The main thread that runs through the story is about how guilty Lazarski feels for letting his wife die because he persuaded her not to get lifesaving cybernetic implants and the anger Adam feels towards his father because of it.  Their relationship is all very stereotypical male bluster, neither one talking about their complicated emotions, instead slinging blame at each other for the miserable state they are both in.  Adam uses that guilt to get his father to agree to host his digital form - his ghost, if you will. 


As much as this should have been a point where I could have empathised with the characters, the way they were written was more annoying than anything.  Neither man was willing to back down.   Neither man acted with any sort of clear affection for the other.  Adam was portrayed as the pinnacle of morality and an example of everything his father had done wrong, I assume to convey some sort of message about your choices having consequences, but in reality Adam was an utter cockwomble.  Completely irredemable, using his past grief to infect his present with a hateful attitude.  Grief is a reason to be unreasonable but not an excuse.

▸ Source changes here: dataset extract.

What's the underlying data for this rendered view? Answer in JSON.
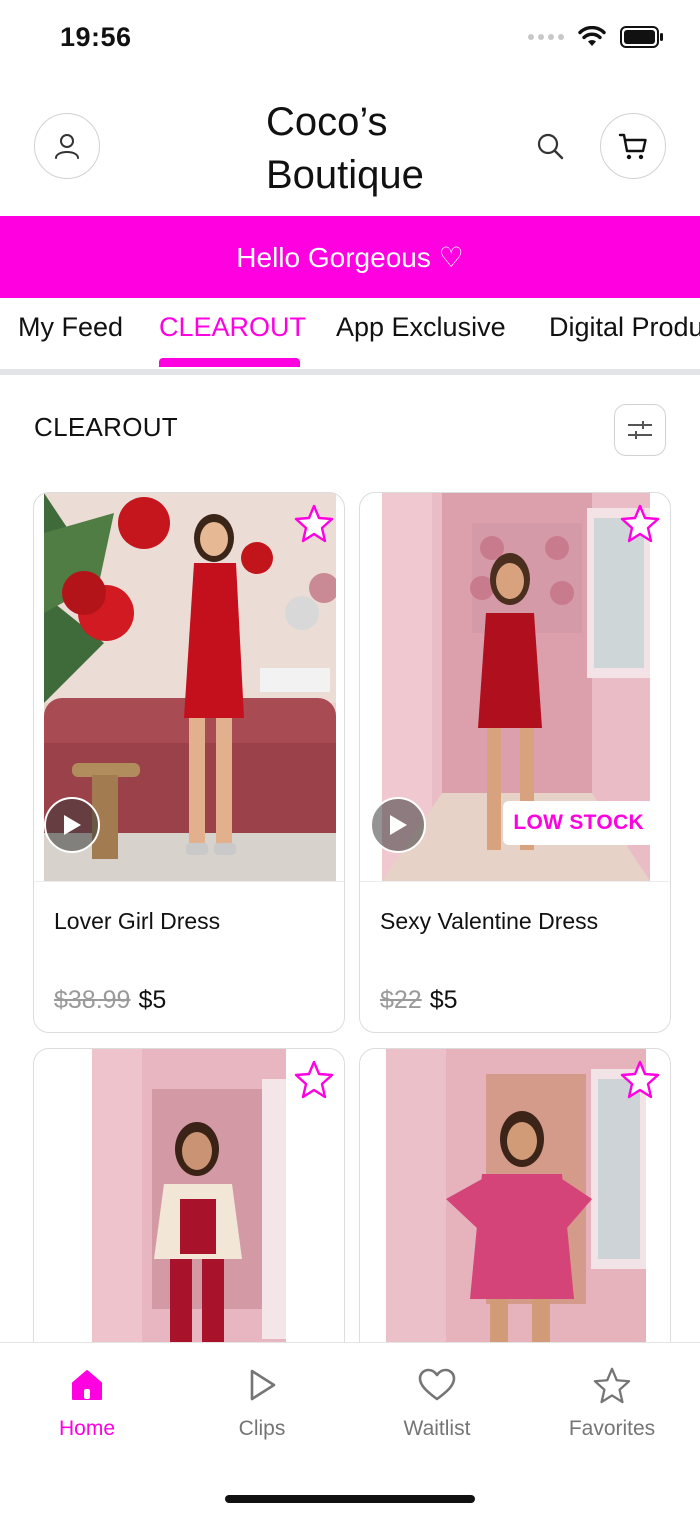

Really, I just wish that Bloober team had stepped away from the traditional toxic masculinity and dominance rituals that can shape father/son relationships and paved the way for some form of forgiveness.  Some sort of understanding, instead of Lazarski being manipulated or forced into smuggling his son’s ghost out in his own neural unit.  I guess looking at the way the rest of the game was written though that was too much to ask.


Just, goddamn Bloober team.  Are you okay?  Cos it sounds like you might be suffering a little bit.  Male relationships shouldn’t be this way.  It is entirely possible for fathers and sons to have healthy, loving relationships.  Granted it’s not something we see a lot, but they are out there.  Observer was fascinating premise but ruined by toxic masculinity.  I don’t know why I’m surprised.